Um camarada meio parrudo chega em uma oficina e logo começa a conversar com o mecânico que vai lhe dando instruções do que foi reparado e das peças que são novas instadas no veículo. Após breve dialogo o camarada parrudo, meio calvo diga-se de passagem, entra no carro, da partida e começa a se deslocar pelas avenidas da cidade. Em determinado trecho, o camarada parrudo sai do carro e começa a andar a esmo sem olhar pra trás. Ficamos dentro do veiculo abandonado, todo aberto, já com uma pulga atrás da orelha e com muitas indagações. O título do longa de Michel Franco é bastante pertinente, pois a tal da Lucia era esposa de Roberto e mãe de Alejandra e após sua morte a relação pai e filha fica totalmente desestruturada, é depois de sua morte que a trama toda tem início. Roberto, chef de cozinha se muda com a filha para Cidade do México tentando recomeçar do zero, visto que ainda estão bastante abalados. Alejandra não se abre com o pai, ficando cada vez mais distante e depois de um fato ocorrido em uma festa, suas vidas mudam por completo...
Não sei se o filme pode ser enquadrado naquela máxima 'ame ou odeie", mas a quem defenda e a quem acuse Franco de sádico devido as imensas torturas físicas e psicológicas sofridas por Alejandra, que são dignas de qualquer slasher movie por aí. O tal do "bullying" aqui é elevado ao extremo, mas claro longe as covardias efetuadas ao corpo de Alejandra as cicatrizes mentais são muito mais impactantes. Talvez a intenção de Franco tenha sido chocar ao máximo mesmo, pois os abusos são praticados com uma frieza extrema sem nenhum remorso pelos estudantes. Em tempos de bullying e ciber-bullying, onde a violência está transvestida de brincadeira, de piada ou de “trollagem”, essa obra revela a crueza da maldade por trás de tais atos. O mais estranho e que nenhum tenta ajuda-la todos parecem urubus na carniça, prontos para acoita-la e desmoraliza-la de forma mais avassaladora possível. Chama atenção também em tempos dessa era moderna, onde tudo tem que ser registrado, o fato de Alejandra ter deixado ter sido filmada, talvez até pelo fato de estar um pouco embriagada. E olha que isso rolou aqui na minha cidade também, a menina teve até que se mudar...

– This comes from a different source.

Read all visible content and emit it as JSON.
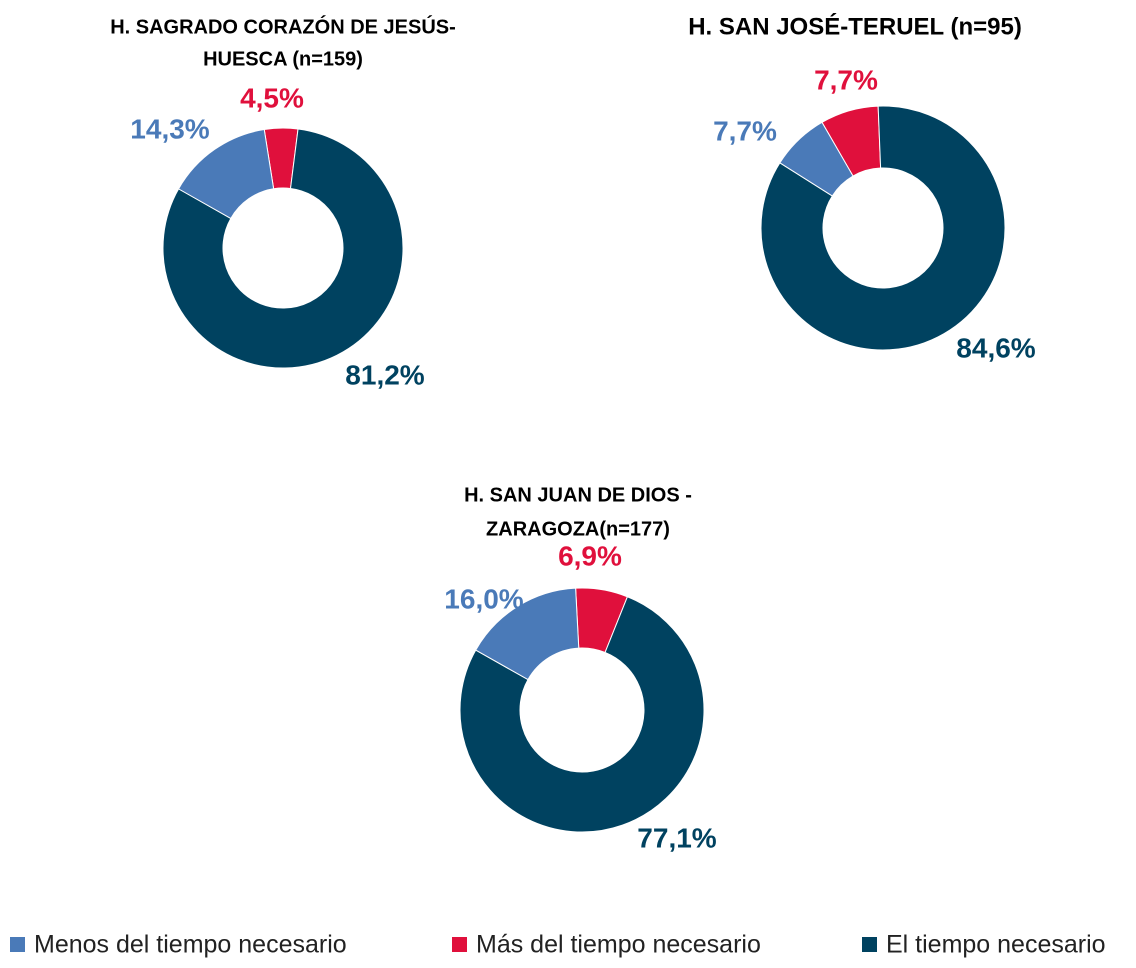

Na parte técnica, Michel Franco utiliza uma câmera estática, dura e parada, cortes lentos e planos arrastados o que as vezes até quebra um pouco o ritmo da narrativa, nada que comprometa tanto a narrativa. Já o elenco de apoio, formado em grande maioria por jovens e adolescentes estão nada menos do que excepcionais, demonstrando tamanha naturalidade nas cenas mais pesadas, fazendo com o que realidade ficcional seja construída sem artifícios e justamente por isso o sofrimento de Ale torna-se tão difícil de encarar. Já da dupla principal, Gonzalo Veja Jr. está fantástico como Roberto, o pai depressivo. Diante da tristeza em que se encontra e as dificuldades no novo trabalho é após a descoberta das agressões a filha que sua personalidade explode. Mesmo com excelentes trabalho da equipe técnica e do grupo de apoio é Tessa Ia que carrega a fita nas costas. Seus olhar focado no vazio é de arrepiar, suas expressões acabam com nossa mente e a degradação do seu ser nos espanca, no misto de compaixão que sentimos por ela, existe espaço também para indignação para sua conivência, talvez seu silêncio seja pela vergonha ou desprezo...
O filme foi premiado em Cannes e era o representante do México para o Oscar na categoria de Melhor Filme Estrangeiro em 2013, ficou de fora, uma pena. Talvez e o péssimo e velho conservadorismo da academia tem fechado os olhos para o inferno de Alejandra. Uma coisa muito engraçada que acontece com o agressor é que talvez o que mais lhe motive seja a sensação de poder que o rodeia e quando essa sensação foge o desespero bate a parte. Digo isso pois o filme mostra os "grupos" que existem hoje não só em escolas, mas também no trabalho e vários outros campos da sociedade onde estabelecem suas próprias regras e muitas das vezes sem limites sem ligar momentaneamente para as consequências de seus atos.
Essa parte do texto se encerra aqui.